Côte d’Ivoire: Débat autour de la CEI, quand Gbagbo soutient une chose et son contraire…
Lemandatexpress – Partie prenante de la création de la CEI, Laurent Gbagbo en est, aujourd’hui, l’un des plus grands pourfendeurs. Et pourtant.
Tant que ça lui profite en le désignant vainqueur comme en 2000, la CEI (CNE, à l’epoque) est parfaite. Mais quand les résultats proclamés ne sont pas en sa faveur, il la voue aux gémonies. C’est ce qui ressort clairement des propos tenus par Laurent Gbagbo, samedi dernier, sur l’institution électorale de la République de Côte d’Ivoire.
Du haut de la tribune de la fête de la Renaissance, le leader du PPA-CI disait ceci : “On a créé la CEI, Honoré Guié qui est le président de la première CEI (la CNE, pour être pour plus précis), c’était bon. Guéi (Robert Cuéi) l’a d’ailleurs arrêté. Pendant qu’il proclamait les résultats, on l’a fait arrêter. Parce que les résultats qu’il proclamait ne lui plaisaient pas. Finalement quand on l’a libéré, il m’ a proclamé élu”.
Mais l’on a aussi en mémoire la scène ubuesque de 2010 quand Damana Pickass, membre de la majorité présidentielle d’alors, froissait et dechirait les fiches de procès verbaux en pleine proclamation des résultats du second tour de la présidentielle. À l’époque, comme Guéi, il aurait souhaité que les résultats profitent au FPI et ses alliés. C’est ce qui avait, d’ailleurs, valu au président Beugré Mambé son degommage (en janvier 2010) pour fraude supposée sur la constitution de la liste électorale.
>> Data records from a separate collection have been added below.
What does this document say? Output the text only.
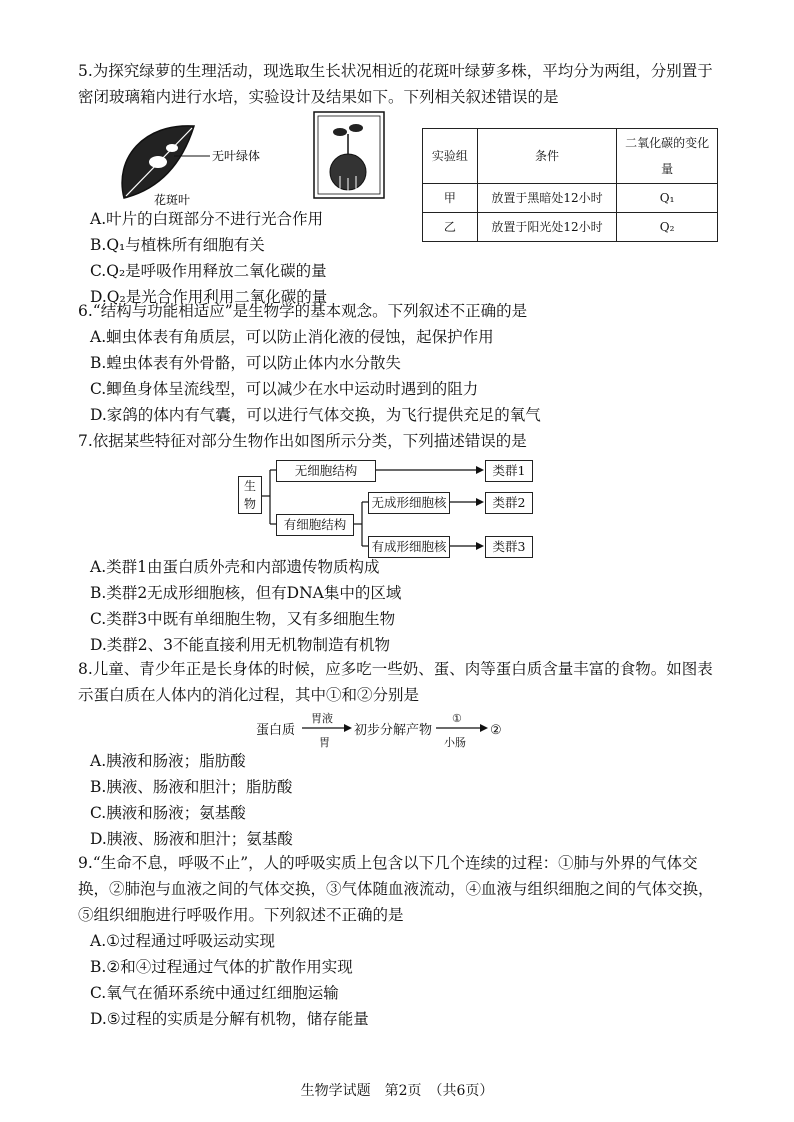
5.为探究绿萝的生理活动，现选取生长状况相近的花斑叶绿萝多株，平均分为两组，分别置于密闭玻璃箱内进行水培，实验设计及结果如下。下列相关叙述错误的是

无叶绿体
花斑叶
实验组	条件	二氧化碳的变化量
甲	放置于黑暗处12小时	Q₁
乙	放置于阳光处12小时	Q₂

A.叶片的白斑部分不进行光合作用

B.Q₁与植株所有细胞有关

C.Q₂是呼吸作用释放二氧化碳的量

D.Q₂是光合作用利用二氧化碳的量

6.“结构与功能相适应”是生物学的基本观念。下列叙述不正确的是

A.蛔虫体表有角质层，可以防止消化液的侵蚀，起保护作用

B.蝗虫体表有外骨骼，可以防止体内水分散失

C.鲫鱼身体呈流线型，可以减少在水中运动时遇到的阻力

D.家鸽的体内有气囊，可以进行气体交换，为飞行提供充足的氧气

7.依据某些特征对部分生物作出如图所示分类，下列描述错误的是

生物
无细胞结构
有细胞结构
无成形细胞核
有成形细胞核
类群1
类群2
类群3

A.类群1由蛋白质外壳和内部遗传物质构成

B.类群2无成形细胞核，但有DNA集中的区域

C.类群3中既有单细胞生物，又有多细胞生物

D.类群2、3不能直接利用无机物制造有机物

8.儿童、青少年正是长身体的时候，应多吃一些奶、蛋、肉等蛋白质含量丰富的食物。如图表示蛋白质在人体内的消化过程，其中①和②分别是

蛋白质
胃液
胃
初步分解产物
①
小肠
②

A.胰液和肠液；脂肪酸

B.胰液、肠液和胆汁；脂肪酸

C.胰液和肠液；氨基酸

D.胰液、肠液和胆汁；氨基酸

9.“生命不息，呼吸不止”，人的呼吸实质上包含以下几个连续的过程：①肺与外界的气体交换，②肺泡与血液之间的气体交换，③气体随血液流动，④血液与组织细胞之间的气体交换，⑤组织细胞进行呼吸作用。下列叙述不正确的是

A.①过程通过呼吸运动实现

B.②和④过程通过气体的扩散作用实现

C.氧气在循环系统中通过红细胞运输

D.⑤过程的实质是分解有机物，储存能量

生物学试题　第2页　（共6页）
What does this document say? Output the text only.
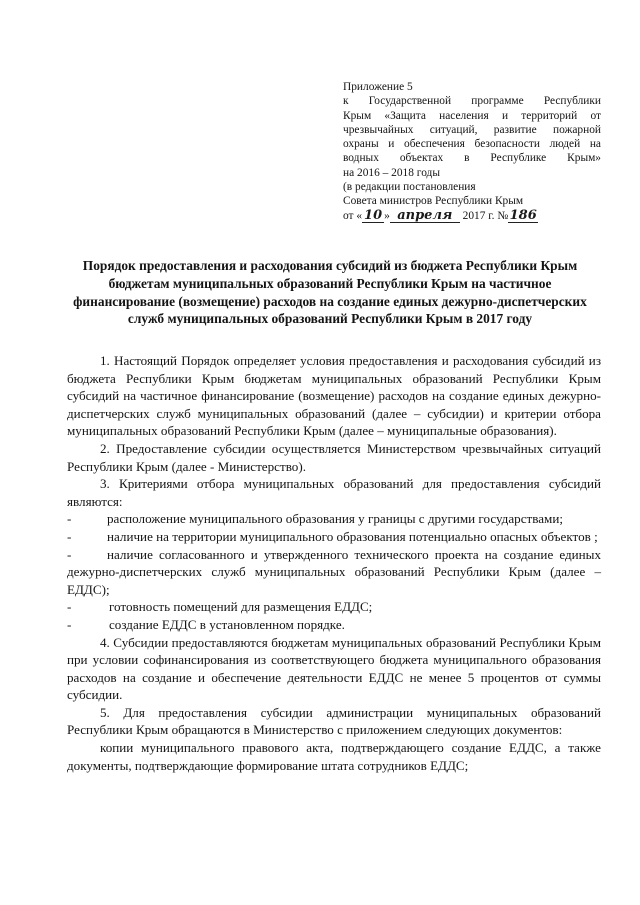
Приложение 5
к Государственной программе Республики
Крым «Защита населения и территорий от
чрезвычайных ситуаций, развитие пожарной
охраны и обеспечения безопасности людей на
водных объектах в Республике Крым»
на 2016 – 2018 годы
(в редакции постановления
Совета министров Республики Крым
от « 10 » апреля 2017 г. №186
Порядок предоставления и расходования субсидий из бюджета Республики Крым бюджетам муниципальных образований Республики Крым на частичное финансирование (возмещение) расходов на создание единых дежурно-диспетчерских служб муниципальных образований Республики Крым в 2017 году

1. Настоящий Порядок определяет условия предоставления и расходования субсидий из бюджета Республики Крым бюджетам муниципальных образований Республики Крым субсидий на частичное финансирование (возмещение) расходов на создание единых дежурно-диспетчерских служб муниципальных образований (далее – субсидии) и критерии отбора муниципальных образований Республики Крым (далее – муниципальные образования).

2. Предоставление субсидии осуществляется Министерством чрезвычайных ситуаций Республики Крым (далее - Министерство).

3. Критериями отбора муниципальных образований для предоставления субсидий являются:

-	расположение муниципального образования у границы с другими государствами;

-	наличие на территории муниципального образования потенциально опасных объектов ;

-	наличие согласованного и утвержденного технического проекта на создание единых дежурно-диспетчерских служб муниципальных образований Республики Крым (далее – ЕДДС);

-	готовность помещений для размещения ЕДДС;

-	создание ЕДДС в установленном порядке.

4. Субсидии предоставляются бюджетам муниципальных образований Республики Крым при условии софинансирования из соответствующего бюджета муниципального образования расходов на создание и обеспечение деятельности ЕДДС не менее 5 процентов от суммы субсидии.

5. Для предоставления субсидии администрации муниципальных образований Республики Крым обращаются в Министерство с приложением следующих документов:

копии муниципального правового акта, подтверждающего создание ЕДДС, а также документы, подтверждающие формирование штата сотрудников ЕДДС;
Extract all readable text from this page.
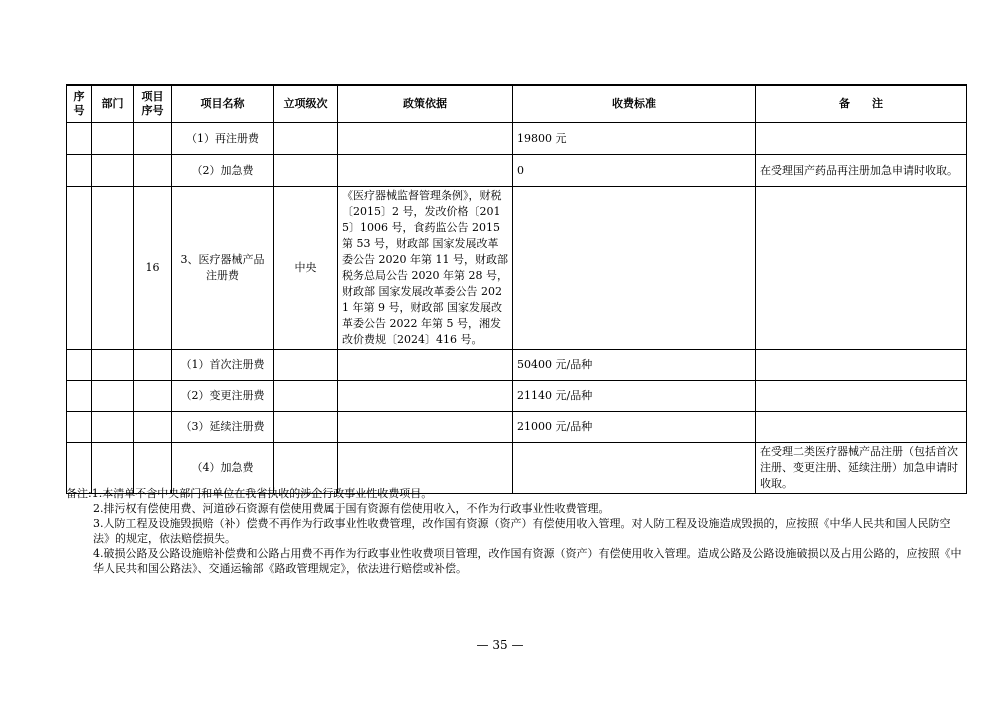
序号	部门	项目序号	项目名称	立项级次	政策依据	收费标准	备　　注
			（1）再注册费			19800 元	
			（2）加急费			0	在受理国产药品再注册加急申请时收取。
		16	3、医疗器械产品注册费	中央	《医疗器械监督管理条例》，财税〔2015〕2 号，发改价格〔2015〕1006 号，食药监公告 2015 第 53 号，财政部 国家发展改革委公告 2020 年第 11 号，财政部 税务总局公告 2020 年第 28 号，财政部 国家发展改革委公告 2021 年第 9 号，财政部 国家发展改革委公告 2022 年第 5 号，湘发改价费规〔2024〕416 号。		
			（1）首次注册费			50400 元/品种	
			（2）变更注册费			21140 元/品种	
			（3）延续注册费			21000 元/品种	
			（4）加急费				在受理二类医疗器械产品注册（包括首次注册、变更注册、延续注册）加急申请时收取。

备注:1.本清单不含中央部门和单位在我省执收的涉企行政事业性收费项目。

2.排污权有偿使用费、河道砂石资源有偿使用费属于国有资源有偿使用收入，不作为行政事业性收费管理。

3.人防工程及设施毁损赔（补）偿费不再作为行政事业性收费管理，改作国有资源（资产）有偿使用收入管理。对人防工程及设施造成毁损的，应按照《中华人民共和国人民防空法》的规定，依法赔偿损失。

4.破损公路及公路设施赔补偿费和公路占用费不再作为行政事业性收费项目管理，改作国有资源（资产）有偿使用收入管理。造成公路及公路设施破损以及占用公路的，应按照《中华人民共和国公路法》、交通运输部《路政管理规定》，依法进行赔偿或补偿。

— 35 —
De fait, pour Laurent Gbagbo, la CEI (ou CNE) qui était bonne en 2000 est “maintenant pire que le ministère de l’Intérieur” (dixit)
C’est le serpent qui mort sa queue. Après avoir longtemps incriminé l’organisation des élections par le ministère de l’Intérieur, parce que soupçonnant les ministres de parti pris, Laurent Gbagbo avait milité pour un organe de rechange. Ainsi, par ordonnance, Robert Guéi, le président de la junte au pouvoir (1999-2000) nommait Honoré Guié à la tête de la Commission nationale électorale.
Porté à la tête de la Côte d’Ivoire, le président Gbagbo, en application des dispositions de la Constitution ivoirienne faisait créer, le 9 octobre 2001, une nouvelle institution, la Commission électorale indépendante (CEI), chargée de l’organisation et la supervision du référendum, ainsi que des élections.
Mais, comme par hasard, le Woody de Mama n’a de cesse de vilipender la CEI. Le chef de file du PPA-CI a même soutenu, samedi dernier, que “sur la CEI, il y une grande erreur de tous les militants de gauche africaine”. L’opposition ivoirienne appréciera.
En réalité, pour masqer leur incapacité à battre le candidat du pouvoir, ils s’étaient réfugiés derrière le prétexte de l’impartialité du ministère de l’Intérieur. Car il suffit de regarder au Sénégal avec les élections de Wade, Sall et Faye pour dire que l’organe chargé des élections n’est pas le problème en soi. Plutôt la capacité ou non des partis de l’opposition à proposer un programme de société clair, lisible à même d’accrocher l’électorat. Autrement, ils seront toujours prêts à se victimiser.
En France, les élections sont organisées par le ministère de l’Intérieur et le ciel n’est jamais tombé sur la tête des Français. La gauche africaine a souhaité une Commission nationale pour les élections. Mais elle a toujours à redire sur cet organe.
En somme, comme dirait l’autre, à un moment donné, il faut faire confiance aux institutions de la République. Parce que Laurent Gbagbo lui-même, sur la question de l’indépendance de la CEI, n’a visiblement pas mieux à proposer que ce qui se fait actuellement. Du moins si l’on en croit sa réflexion de samedi dernier, à Agboville. “Peut-être qu’on va mettre des gendarmes, des policiers ou des militaires. Mais il faut qu’on trouve quelque chose (…)Il faut réfléchir à nouveau et faire en sorte que la CEI soit vraiment indépendante du pouvoir et de tous partis politiques”, a-t-il suggéré. Comprendra qui voudra.